A menudo, ofrecemos como remedio a esta situación, la oración. Pero también la oración puede ser un alimento bueno para un estómago, o mejor dicho, para una psicología inapetente. Me parece que la primera novedad extraordinaria que encontramos en Teresa es que su discurso no arranca de la oración, sino que desemboca en la oración. En nuestros documentos a menudo ponemos la oración en primer lugar, en base a un orden de prioridad. Teresa no lo hace así, sigue un orden práctico: lo primero en su intención (primus in intentione) no es lo primero que se realiza (primus in executione), es más podríamos decir que es lo último, al menos si entendemos por oración la «contemplación». Teresa nos dice que, si queremos aprender a orar, si verdaderamente queremos hacer de nuestra vida un camino de oración y viceversa, tenemos que poner bases existenciales sólidas, sin las cuales la oración o no se produce absolutamente, o al menos no se da del modo en que la piensa Teresa. Todos conocemos de memoria las tres condiciones previas de la vida de oración según Teresa:
La una es amor unas con otras; otra, desasimiento de todo lo criado; la otra verdadera humildad, que aunque la digo a la postre, es la principal y las abraza todas (C 4,4).

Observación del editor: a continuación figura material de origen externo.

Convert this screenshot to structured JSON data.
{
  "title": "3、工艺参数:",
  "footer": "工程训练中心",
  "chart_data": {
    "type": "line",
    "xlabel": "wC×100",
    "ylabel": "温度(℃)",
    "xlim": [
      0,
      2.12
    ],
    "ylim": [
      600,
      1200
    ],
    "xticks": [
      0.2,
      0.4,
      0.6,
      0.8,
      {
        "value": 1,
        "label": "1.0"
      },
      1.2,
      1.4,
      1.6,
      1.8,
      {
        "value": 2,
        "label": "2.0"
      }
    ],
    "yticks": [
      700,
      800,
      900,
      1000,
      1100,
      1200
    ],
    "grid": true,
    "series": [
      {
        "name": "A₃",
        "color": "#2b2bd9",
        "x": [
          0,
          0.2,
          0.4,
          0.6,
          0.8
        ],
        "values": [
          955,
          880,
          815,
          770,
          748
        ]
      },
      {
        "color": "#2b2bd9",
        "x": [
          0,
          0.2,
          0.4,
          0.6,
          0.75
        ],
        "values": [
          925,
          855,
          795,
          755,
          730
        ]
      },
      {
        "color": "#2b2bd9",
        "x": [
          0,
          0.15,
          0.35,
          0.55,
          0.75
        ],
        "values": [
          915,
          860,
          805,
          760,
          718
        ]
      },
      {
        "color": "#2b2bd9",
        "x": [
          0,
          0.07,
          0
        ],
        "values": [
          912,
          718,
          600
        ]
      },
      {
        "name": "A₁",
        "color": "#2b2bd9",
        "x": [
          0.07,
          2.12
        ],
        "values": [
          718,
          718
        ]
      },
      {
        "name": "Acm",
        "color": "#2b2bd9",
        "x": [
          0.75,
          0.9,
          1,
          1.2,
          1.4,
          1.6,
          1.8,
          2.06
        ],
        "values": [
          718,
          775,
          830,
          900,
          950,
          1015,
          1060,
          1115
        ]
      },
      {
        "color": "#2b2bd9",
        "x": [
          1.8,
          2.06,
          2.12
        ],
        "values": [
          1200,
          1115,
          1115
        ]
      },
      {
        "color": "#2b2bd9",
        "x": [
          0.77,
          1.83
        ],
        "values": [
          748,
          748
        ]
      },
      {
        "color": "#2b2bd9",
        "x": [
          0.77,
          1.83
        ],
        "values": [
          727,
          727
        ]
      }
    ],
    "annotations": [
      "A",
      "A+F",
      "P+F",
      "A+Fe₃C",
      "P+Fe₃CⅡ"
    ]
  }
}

No se subrayará nunca suficientemente la centralidad de este texto para la comprensión del carisma teresiano. Es una síntesis muy eficaz de lo que es verdaderamente esencial en nuestra vida y no se puede quitar ni cambiar ninguna palabra. El mismo orden es significativo, como la misma Teresa hace notar. Por un lado, el amor recíproco no puede no estar en primer lugar, ya sea porque responde al mandamiento evangélico fundamental, o porque la reforma teresiano se ha caracterizado por una particular insistencia en la dimensión comunitaria y familiar de la vida religiosa. Sin embargo, parece decir Teresa, el amor entre nosotros no puede fundarse en el sentimiento, en la simpatía o afinidad humana, y aún menos en alianzas guiadas por intereses. El amor del que habla Teresa es un amor que brota entre personas humildes y desapegadas del mundo: «No puedo entender – escribe Teresa (C 16,2) – que se dé o pueda darse humildad sin amor, y amor sin humildad, como no es posible que estas dos virtudes estén en el alma sin un gran desasimiento de todo». Por eso la humildad es el fundamento de todo el edificio y el centro en torno al cual gira toda la pedagogía teresiana.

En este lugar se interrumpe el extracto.